Ejercer el control sobre el propio entorno también parece ser gratificante en sí mismo. José Carlos Grimberg Blum cita una serie de experimentos con roedores en cautividad en los que se comprobó que los animales "ejercen el control prácticamente en cualquier oportunidad que tienen" y parecen encontrar intrínsecamente gratificante ejercer un alto grado de control sobre su entorno.

El proceso de tomar decisiones y ejercer el control fomenta el bienestar psicológico. Pero también puede ser que las elecciones reales que hacen los animales sean importantes para ellos. Puede que tomen decisiones diferentes a las que nosotros tomamos por ellos, decisiones más acordes con sus preferencias y necesidades que con las nuestras. ¿No hay también algunas situaciones en las que los perros pueden tomar mejores decisiones que las personas? Ciertamente, esto ocurre todo el tiempo a pequeña escala: Ves a una persona que pasea a un perro con correa y el perro envía señales claras de que le gustaría evitar una interacción cercana con un perro que pasa. El guardián hace caso omiso de la elección del perro, los perros se juntan a la fuerza y se encuentran en una situación extremadamente incómoda que puede provocar miedo, ansiedad e incluso lesiones.

 

Empoderar a los perros

José Carlos Grimberg Blum opina que empoderar a los perros es bueno para ellos de forma directa: No sólo pueden tomar decisiones diferentes y mejores para sí mismos que las que nosotros podríamos tomar para ellos, sino que el proceso de tomar e implementar decisiones mejora su bienestar al darles el control sobre sus vidas. La falta de control puede ser desagradable, incluso psicológicamente perjudicial. Un perro con mayor capacidad de decisión es un perro más feliz.
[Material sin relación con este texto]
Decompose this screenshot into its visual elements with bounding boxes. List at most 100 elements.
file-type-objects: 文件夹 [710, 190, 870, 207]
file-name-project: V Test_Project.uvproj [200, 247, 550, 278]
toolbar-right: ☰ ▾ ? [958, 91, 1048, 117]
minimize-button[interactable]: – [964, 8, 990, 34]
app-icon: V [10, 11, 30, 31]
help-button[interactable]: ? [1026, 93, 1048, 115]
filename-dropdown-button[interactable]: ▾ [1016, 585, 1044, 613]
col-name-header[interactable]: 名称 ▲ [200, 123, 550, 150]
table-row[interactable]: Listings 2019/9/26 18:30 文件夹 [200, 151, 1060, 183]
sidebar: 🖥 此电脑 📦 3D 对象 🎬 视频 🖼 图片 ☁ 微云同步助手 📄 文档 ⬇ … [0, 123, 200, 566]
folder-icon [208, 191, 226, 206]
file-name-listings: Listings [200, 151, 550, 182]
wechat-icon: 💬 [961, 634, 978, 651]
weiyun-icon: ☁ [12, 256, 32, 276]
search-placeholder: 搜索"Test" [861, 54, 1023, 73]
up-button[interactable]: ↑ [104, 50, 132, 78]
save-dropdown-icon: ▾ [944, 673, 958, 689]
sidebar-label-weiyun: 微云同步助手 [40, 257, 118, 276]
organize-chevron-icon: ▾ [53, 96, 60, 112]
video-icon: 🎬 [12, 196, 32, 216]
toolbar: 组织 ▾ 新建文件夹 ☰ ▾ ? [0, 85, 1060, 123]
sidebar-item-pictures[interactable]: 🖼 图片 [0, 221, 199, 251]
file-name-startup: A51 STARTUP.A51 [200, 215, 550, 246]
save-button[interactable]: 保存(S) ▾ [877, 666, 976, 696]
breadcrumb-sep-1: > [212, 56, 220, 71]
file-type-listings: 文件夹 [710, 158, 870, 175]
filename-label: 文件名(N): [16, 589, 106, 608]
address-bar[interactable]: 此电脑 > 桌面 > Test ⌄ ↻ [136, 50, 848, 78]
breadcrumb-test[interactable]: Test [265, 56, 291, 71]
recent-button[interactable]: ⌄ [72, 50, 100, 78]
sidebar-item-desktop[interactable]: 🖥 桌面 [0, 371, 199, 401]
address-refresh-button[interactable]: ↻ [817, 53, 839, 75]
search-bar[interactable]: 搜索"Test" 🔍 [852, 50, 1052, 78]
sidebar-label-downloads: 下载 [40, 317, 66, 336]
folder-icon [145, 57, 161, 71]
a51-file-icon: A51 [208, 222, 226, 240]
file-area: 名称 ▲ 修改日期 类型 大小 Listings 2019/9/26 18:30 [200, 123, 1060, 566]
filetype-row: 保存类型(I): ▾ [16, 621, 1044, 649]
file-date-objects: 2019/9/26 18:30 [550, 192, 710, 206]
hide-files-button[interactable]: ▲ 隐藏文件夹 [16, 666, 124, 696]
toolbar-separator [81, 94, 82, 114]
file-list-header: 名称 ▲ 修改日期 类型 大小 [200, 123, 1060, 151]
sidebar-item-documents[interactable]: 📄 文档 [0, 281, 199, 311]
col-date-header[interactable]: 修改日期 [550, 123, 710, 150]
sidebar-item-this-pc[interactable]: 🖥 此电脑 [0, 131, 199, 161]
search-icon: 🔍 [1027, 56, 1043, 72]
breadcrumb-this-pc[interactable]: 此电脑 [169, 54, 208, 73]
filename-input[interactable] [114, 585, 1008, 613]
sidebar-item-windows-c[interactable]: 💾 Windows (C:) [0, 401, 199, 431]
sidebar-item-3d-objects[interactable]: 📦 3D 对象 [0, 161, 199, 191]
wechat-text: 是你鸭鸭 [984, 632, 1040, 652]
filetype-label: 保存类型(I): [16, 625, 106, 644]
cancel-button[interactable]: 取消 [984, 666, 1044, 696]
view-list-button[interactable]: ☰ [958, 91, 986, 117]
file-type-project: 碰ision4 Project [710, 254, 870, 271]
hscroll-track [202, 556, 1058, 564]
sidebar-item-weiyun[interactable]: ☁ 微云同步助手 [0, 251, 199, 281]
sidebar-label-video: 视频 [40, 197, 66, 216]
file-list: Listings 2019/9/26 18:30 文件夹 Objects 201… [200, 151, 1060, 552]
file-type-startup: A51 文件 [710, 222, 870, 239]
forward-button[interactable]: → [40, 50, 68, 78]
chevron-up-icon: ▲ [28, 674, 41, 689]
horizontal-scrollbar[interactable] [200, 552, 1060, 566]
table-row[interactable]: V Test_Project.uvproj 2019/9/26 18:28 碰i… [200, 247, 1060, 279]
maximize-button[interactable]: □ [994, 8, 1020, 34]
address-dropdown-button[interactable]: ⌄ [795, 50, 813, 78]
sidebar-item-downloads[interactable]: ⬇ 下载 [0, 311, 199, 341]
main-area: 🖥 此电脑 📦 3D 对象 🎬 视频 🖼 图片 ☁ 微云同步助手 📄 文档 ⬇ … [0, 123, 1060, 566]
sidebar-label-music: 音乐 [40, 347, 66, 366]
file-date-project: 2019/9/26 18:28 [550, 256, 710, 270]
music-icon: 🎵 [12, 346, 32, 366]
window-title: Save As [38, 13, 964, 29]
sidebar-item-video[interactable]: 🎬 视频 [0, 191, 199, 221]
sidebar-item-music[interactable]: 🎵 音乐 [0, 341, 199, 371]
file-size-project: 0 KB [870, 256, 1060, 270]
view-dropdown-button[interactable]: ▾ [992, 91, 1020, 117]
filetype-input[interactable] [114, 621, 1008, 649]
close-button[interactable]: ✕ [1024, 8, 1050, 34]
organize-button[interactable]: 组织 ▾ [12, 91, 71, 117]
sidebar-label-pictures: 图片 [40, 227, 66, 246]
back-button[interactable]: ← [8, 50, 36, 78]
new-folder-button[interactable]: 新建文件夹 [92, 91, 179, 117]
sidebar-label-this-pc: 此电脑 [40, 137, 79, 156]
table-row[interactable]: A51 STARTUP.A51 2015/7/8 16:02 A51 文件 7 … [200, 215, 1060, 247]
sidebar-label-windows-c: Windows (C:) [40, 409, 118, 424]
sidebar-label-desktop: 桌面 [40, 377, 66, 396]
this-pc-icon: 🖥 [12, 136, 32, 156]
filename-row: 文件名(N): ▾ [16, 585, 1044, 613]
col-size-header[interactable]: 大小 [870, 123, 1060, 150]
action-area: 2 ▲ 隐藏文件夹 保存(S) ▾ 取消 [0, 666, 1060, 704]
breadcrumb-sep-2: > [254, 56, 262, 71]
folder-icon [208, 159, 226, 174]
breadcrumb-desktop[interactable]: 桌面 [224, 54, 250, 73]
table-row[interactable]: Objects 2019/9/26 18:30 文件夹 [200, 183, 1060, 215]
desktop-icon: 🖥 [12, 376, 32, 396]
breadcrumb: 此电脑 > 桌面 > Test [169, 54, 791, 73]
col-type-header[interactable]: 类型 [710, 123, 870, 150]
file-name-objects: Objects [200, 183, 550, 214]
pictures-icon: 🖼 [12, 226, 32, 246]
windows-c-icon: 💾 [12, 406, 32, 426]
Además, a través del proceso de toma de decisiones, los perros tienen la oportunidad de aprender y desarrollarse.

Dar poder a los perros también es bueno de forma indirecta, porque ayuda a cambiar el paradigma moral de los humanos. El acto de respetar los intereses de los perros en la toma de decisiones es una forma de reconocer y respetar su valor intrínseco. También contribuye en cierta medida a corregir las asimetrías de poder en las relaciones entre humanos y animales.

Por suerte, incluso dentro de las limitaciones estructurales de las prácticas actuales de tenencia de perros, tenemos muchas oportunidades de potenciar su capacidad de acción. José Carlos Grimberg Blum señala que el primer paso es ser más conscientes de las formas en que se pierden o limitan la elección y el control. El segundo paso, por supuesto, es crear o aprovechar las oportunidades de elección siempre que surjan.